How difficult is it to fictionalise what you have experienced in real life?
Fictionalising a real life experience the way I have gives me some distance and allows me to explore the experiences of others.
All my characters have something important to say about missing persons. For example, take Rhiannon McVee. I’m so captivated by her I’ve created a detective crime mystery series in her honour.
Through her experiences and those of the people she’s looking for, I’m able to convey the issues and feelings that surround missing people.
Rather than get dragged down by my own experiences missing Ursula, writing fiction helps me channel my energy into a reinvigorated search for answers. Through my books I am giving a voice to Ursula, and to all of those who are missing.

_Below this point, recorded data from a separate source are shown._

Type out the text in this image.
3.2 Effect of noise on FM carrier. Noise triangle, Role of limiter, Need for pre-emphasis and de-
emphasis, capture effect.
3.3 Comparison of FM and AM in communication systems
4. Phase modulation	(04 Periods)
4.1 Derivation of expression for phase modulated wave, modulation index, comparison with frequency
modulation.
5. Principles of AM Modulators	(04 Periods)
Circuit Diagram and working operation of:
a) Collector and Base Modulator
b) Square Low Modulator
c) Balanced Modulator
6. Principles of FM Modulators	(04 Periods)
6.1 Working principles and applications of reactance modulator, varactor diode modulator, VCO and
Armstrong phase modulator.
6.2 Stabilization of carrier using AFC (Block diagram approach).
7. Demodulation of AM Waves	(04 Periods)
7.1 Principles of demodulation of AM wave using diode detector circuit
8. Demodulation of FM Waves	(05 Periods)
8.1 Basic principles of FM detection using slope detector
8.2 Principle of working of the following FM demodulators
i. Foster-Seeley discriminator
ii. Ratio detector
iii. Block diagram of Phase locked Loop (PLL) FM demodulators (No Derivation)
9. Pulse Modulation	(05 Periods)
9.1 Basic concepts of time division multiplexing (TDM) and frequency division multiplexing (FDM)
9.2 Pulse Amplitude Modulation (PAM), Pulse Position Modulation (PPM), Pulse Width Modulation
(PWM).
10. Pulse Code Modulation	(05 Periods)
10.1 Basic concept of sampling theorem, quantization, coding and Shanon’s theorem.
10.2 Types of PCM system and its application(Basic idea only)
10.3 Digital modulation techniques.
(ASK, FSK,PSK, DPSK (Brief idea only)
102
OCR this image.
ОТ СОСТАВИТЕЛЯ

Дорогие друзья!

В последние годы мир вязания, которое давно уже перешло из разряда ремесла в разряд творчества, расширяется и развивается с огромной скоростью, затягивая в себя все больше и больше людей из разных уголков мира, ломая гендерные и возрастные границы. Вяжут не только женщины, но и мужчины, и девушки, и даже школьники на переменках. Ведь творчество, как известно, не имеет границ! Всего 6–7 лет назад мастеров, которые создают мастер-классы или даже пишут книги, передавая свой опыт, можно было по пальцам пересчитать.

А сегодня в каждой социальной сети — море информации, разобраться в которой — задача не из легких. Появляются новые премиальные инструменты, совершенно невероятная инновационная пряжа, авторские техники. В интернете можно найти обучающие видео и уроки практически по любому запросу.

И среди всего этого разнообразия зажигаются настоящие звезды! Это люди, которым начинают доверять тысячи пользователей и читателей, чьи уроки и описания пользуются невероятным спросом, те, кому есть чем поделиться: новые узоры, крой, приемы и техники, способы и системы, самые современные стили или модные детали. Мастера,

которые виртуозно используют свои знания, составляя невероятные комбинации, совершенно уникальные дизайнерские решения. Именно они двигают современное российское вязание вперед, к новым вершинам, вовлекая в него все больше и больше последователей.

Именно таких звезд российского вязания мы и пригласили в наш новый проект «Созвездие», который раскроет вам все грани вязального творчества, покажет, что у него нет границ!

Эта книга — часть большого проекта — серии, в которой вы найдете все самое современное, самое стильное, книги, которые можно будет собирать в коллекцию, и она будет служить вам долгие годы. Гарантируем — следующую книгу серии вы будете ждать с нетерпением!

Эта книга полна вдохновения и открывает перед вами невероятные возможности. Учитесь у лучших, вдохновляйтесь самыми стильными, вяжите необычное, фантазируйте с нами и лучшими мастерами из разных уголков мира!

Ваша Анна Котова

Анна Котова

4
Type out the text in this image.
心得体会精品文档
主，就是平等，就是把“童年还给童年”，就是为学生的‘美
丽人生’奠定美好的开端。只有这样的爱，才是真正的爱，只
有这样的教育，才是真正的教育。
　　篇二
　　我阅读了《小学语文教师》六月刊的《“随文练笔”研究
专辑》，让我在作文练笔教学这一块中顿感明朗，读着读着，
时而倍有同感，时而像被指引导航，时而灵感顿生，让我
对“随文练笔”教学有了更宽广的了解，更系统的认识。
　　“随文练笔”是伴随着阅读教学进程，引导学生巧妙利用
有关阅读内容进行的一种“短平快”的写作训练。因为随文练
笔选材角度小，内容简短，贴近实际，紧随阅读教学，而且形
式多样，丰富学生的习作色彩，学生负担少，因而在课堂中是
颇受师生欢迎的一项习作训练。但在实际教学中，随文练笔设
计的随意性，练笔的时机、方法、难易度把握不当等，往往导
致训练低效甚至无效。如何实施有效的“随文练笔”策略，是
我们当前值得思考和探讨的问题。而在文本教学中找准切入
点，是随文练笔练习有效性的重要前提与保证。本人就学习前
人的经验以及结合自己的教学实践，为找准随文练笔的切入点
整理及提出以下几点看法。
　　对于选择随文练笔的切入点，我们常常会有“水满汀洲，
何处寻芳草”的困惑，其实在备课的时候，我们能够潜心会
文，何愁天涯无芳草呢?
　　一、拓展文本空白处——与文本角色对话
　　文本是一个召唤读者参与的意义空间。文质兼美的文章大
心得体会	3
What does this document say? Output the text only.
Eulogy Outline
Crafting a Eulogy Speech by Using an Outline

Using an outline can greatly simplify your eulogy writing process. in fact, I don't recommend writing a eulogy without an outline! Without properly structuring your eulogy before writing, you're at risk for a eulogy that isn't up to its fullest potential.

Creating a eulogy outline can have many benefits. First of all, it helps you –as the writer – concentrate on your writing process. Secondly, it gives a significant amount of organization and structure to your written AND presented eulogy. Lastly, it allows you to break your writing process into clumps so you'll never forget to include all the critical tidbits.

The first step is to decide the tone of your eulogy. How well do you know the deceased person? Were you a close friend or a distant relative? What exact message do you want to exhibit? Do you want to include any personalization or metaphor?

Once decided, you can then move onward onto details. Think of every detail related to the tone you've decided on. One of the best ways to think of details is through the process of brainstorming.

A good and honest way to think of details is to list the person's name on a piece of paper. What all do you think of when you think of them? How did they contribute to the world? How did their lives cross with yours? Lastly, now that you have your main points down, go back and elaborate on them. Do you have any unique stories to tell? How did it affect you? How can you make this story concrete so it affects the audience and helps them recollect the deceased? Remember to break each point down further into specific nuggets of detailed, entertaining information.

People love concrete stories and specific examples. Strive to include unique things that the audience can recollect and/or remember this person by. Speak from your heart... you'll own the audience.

Your books are drawn to two distinct places – Kings Cross and the Australian outback. Can you explain the significance of location?
Location is extremely important when I am piecing my stories together. While I write I see the scenes play out in my mind like a movie, and location plays such an important part. Both Kings Cross and the Australian outback have a real sense of mystery about them. They’re intriguing and although vastly different, evoke similar feelings for the reader. The outback is such an isolated and lonely place, and with that comes a sense of foreboding and danger. Kings Cross is so small size-wise compared to the outback and it’s busy and hectic and noisy, but has the same sense of foreboding and danger.
I love moving from one space to the next in my books, as both provide dramatic backgrounds for my characters.